Es el momento de demostrar que los derechos humanos son parte fundamental de los valores fundacionales de la UE y que su violación pone en tela de juicio la identidad europea
Es el momento de demostrar que los derechos humanos son parte fundamental de los valores fundacionales de la UE y que su violación pone en tela de juicio la identidad europea. Ahora, el nuevo coronavirus se ha extendido por todo el mundo y la única manera que tenemos de librarnos de él es dando la batalla a un nivel mundial, sin que nadie quede rezagado. Todo esto ha coincidido con la cercanía de la vacuna, que ha generado una doble sensación, por un lado de confianza, pero por el otro de miedo, no solo a sus efectos adversos sino también a la posible decepción. Es algo a lo que ya estamos acostumbrados desde el principio de la pandemia: incertidumbre y temor a lo desconocido. Como ha dicho Manuel Vicent, en el 2021 que empieza no será el sol, sino la aguja de una simple jeringuilla cargada con esa pócima celeste de la vacuna contra la peste, la que ilumine el horizonte. Pero la vacuna tendrá que llegar a sitios tan dispares como los barrios más marginales de Gaza, Siria, Venezuela, Senegal o Afganistán; o no habremos conseguido vencer la covid-19. A nadie se le escapa que para hacer frente a ese desafío se necesita financiación.
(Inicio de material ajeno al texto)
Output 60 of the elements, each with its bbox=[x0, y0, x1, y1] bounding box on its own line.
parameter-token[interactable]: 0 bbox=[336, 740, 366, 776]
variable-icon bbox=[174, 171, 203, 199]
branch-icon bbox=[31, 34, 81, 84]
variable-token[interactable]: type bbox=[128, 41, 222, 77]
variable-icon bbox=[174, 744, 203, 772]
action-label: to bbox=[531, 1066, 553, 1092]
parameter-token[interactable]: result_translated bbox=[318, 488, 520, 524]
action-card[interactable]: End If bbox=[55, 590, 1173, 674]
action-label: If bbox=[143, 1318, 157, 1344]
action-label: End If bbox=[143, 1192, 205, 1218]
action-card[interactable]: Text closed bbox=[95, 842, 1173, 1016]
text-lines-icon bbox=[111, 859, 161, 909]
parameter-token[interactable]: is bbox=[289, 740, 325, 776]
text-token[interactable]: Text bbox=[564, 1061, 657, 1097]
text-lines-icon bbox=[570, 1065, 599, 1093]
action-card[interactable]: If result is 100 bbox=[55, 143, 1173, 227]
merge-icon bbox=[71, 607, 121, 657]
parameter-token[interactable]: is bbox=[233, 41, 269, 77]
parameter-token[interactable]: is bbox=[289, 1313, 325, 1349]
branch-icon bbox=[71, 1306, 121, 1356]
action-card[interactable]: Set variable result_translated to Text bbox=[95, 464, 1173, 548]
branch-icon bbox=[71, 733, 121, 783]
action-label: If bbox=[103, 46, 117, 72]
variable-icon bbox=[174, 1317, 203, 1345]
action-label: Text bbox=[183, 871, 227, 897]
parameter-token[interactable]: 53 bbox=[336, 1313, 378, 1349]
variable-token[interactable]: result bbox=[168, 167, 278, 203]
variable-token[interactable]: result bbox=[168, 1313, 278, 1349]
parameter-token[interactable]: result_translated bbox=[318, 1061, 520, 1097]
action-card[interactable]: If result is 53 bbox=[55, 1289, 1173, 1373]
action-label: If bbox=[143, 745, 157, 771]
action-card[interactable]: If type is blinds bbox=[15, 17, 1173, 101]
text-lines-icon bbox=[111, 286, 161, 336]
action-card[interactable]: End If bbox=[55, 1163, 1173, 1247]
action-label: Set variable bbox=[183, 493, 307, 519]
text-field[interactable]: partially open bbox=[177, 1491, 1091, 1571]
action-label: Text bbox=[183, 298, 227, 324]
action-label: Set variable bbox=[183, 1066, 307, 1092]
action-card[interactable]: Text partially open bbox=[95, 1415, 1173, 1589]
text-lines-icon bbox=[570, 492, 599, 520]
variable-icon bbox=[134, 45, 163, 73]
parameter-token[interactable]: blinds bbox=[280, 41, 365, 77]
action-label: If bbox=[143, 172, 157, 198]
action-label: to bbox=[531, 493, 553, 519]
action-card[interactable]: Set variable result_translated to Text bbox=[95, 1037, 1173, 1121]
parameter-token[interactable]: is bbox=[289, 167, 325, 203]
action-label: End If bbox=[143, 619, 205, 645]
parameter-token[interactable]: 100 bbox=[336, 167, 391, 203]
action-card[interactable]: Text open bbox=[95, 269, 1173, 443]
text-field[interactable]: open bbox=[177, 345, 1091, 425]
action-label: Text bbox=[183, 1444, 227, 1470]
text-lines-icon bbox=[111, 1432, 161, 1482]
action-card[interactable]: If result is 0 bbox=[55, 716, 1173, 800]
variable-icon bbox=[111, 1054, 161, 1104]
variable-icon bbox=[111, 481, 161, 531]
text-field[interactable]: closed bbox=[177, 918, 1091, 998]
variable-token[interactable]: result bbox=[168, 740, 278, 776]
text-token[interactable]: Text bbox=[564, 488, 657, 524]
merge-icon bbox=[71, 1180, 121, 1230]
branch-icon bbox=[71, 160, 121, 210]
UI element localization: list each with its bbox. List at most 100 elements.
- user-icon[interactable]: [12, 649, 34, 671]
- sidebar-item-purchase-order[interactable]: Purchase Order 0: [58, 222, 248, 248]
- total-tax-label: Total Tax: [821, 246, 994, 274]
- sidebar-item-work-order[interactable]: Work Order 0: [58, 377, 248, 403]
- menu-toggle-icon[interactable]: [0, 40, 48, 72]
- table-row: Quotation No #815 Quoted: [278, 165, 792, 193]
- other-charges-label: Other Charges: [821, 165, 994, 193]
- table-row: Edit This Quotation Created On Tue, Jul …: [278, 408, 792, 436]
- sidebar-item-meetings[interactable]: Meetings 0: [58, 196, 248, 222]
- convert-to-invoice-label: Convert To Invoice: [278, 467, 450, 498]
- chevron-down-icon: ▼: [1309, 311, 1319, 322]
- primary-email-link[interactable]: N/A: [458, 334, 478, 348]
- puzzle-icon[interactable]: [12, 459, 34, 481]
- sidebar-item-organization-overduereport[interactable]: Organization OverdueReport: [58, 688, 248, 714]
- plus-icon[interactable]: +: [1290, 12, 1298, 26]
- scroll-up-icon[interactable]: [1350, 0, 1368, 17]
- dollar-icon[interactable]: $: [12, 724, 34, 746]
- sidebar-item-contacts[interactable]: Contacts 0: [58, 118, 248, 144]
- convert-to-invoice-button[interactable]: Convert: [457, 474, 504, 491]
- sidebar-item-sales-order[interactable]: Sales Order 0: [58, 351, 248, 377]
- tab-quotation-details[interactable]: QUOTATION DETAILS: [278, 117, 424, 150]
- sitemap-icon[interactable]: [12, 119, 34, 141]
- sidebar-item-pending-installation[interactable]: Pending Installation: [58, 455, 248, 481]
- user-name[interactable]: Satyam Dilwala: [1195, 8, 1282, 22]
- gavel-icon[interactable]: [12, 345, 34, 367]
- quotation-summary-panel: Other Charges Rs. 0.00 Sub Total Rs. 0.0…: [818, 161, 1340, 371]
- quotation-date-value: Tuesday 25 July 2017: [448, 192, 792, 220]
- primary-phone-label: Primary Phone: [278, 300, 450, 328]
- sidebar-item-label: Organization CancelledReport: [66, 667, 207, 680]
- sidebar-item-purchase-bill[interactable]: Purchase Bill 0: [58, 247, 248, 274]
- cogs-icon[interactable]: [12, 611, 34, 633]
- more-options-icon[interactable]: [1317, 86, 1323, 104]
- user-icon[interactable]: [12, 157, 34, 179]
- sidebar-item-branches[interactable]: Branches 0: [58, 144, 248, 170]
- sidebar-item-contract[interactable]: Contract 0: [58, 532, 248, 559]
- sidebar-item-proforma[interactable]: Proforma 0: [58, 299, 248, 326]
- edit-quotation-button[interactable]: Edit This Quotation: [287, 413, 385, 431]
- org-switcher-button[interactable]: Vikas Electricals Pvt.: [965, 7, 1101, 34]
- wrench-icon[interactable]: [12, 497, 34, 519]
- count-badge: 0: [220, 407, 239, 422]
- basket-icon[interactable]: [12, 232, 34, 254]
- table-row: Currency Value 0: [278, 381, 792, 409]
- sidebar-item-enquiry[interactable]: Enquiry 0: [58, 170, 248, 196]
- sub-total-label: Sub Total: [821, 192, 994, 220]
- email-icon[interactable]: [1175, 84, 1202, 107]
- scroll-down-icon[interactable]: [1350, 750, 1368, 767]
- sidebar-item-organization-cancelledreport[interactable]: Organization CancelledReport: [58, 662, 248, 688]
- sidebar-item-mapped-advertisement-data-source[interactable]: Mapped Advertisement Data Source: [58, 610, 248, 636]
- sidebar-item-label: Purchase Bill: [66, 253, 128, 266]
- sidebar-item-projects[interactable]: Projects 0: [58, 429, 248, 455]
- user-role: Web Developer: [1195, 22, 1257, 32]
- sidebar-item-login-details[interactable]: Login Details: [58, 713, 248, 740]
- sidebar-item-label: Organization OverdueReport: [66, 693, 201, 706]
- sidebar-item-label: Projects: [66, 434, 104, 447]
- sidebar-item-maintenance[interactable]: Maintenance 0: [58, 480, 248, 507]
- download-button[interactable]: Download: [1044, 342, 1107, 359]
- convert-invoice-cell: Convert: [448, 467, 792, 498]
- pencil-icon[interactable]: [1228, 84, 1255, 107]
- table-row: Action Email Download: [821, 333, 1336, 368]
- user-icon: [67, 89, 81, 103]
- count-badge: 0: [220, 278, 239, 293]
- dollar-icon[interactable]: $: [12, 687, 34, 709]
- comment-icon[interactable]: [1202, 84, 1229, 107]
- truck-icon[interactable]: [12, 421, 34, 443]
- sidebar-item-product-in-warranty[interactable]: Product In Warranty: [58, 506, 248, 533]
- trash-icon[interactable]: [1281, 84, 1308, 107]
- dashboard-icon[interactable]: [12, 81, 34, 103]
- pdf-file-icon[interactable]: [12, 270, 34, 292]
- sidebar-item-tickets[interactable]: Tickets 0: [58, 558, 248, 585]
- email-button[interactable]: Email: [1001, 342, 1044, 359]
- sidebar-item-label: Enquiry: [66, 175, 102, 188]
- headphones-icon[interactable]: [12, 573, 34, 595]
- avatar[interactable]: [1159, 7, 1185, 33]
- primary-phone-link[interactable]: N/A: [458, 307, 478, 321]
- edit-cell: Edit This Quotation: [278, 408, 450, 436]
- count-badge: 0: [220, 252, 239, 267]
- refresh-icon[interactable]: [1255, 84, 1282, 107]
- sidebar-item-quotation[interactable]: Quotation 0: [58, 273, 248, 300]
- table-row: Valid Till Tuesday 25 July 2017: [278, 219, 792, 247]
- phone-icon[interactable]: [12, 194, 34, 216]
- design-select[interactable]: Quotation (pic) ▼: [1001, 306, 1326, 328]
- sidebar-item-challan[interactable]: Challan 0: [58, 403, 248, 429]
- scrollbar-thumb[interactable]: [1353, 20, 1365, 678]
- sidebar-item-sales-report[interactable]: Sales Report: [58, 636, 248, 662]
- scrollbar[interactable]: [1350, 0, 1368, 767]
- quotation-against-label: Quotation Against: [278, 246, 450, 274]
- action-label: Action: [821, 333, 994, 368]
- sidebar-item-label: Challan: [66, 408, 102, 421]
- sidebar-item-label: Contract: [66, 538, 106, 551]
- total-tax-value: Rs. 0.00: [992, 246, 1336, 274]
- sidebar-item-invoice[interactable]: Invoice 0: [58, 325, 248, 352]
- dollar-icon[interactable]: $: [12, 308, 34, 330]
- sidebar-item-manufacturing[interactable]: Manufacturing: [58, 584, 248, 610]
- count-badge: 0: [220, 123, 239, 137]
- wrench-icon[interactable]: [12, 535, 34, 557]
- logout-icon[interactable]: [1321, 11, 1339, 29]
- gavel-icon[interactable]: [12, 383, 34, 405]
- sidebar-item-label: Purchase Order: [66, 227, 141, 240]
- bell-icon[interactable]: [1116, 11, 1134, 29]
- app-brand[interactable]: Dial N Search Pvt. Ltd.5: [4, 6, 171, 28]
Y hay que recordar que la iniciativa COVAX de la OMS para la distribución de la vacuna en los países con menos recursos, en la que no participa EEUU, pero sí la UE, todavía no tiene los fondos necesarios para hacer que esto sea posible.
Esta es, por tanto, una gran oportunidad para el protagonismo de la UE, porque puede ser un interlocutor creíble, y porque ha demostrado ser un modelo a seguir en muchos aspectos, tanto localmente como en la aldea global. Pero no podemos olvidar que el trumpismo también está representado en la UE. En efecto, Europa no está libre de estar sometida a políticas xenófobas por parte de las sucursales parafascistas: Le Pen, Orbán, Abascal.
En definitiva, Europa ha aprobado con nota el reto del fondo de recuperación y el acuerdo in extremis del Brexit. Le queda ahora contribuir a la distribución global de la vacuna, como le han pedido grandes países y organizaciones, desde las ONG y el papa, así como la asignatura migratoria.
Quienes se preocupan por el respeto a los derechos humanos deberían hacerlo también en el ámbito de la construcción europea. En cuanto a la política migratoria, habría que hablar de los derechos humanos de los refugiados, pero también del codesarrollo, de los pasillos seguros, el reparto de cuotas entre los países miembros, la regularización, el reagrupamiento.. y no solo de fronteras, vallas y devoluciones como ahora. Es tiempo de mejorar por los flancos: un debate profundo centrado en el llamado «déficit democrático» y una política común y responsable en el tema de la migración, área en la que sus actuaciones están en cuestión, serían puntos ineludibles del orden del día en la agenda Europea. En esta asignatura pendiente se juega el modelo social europeo. Porque la respuesta en este tema, como en tantos otros, solo puede ser común e integradora.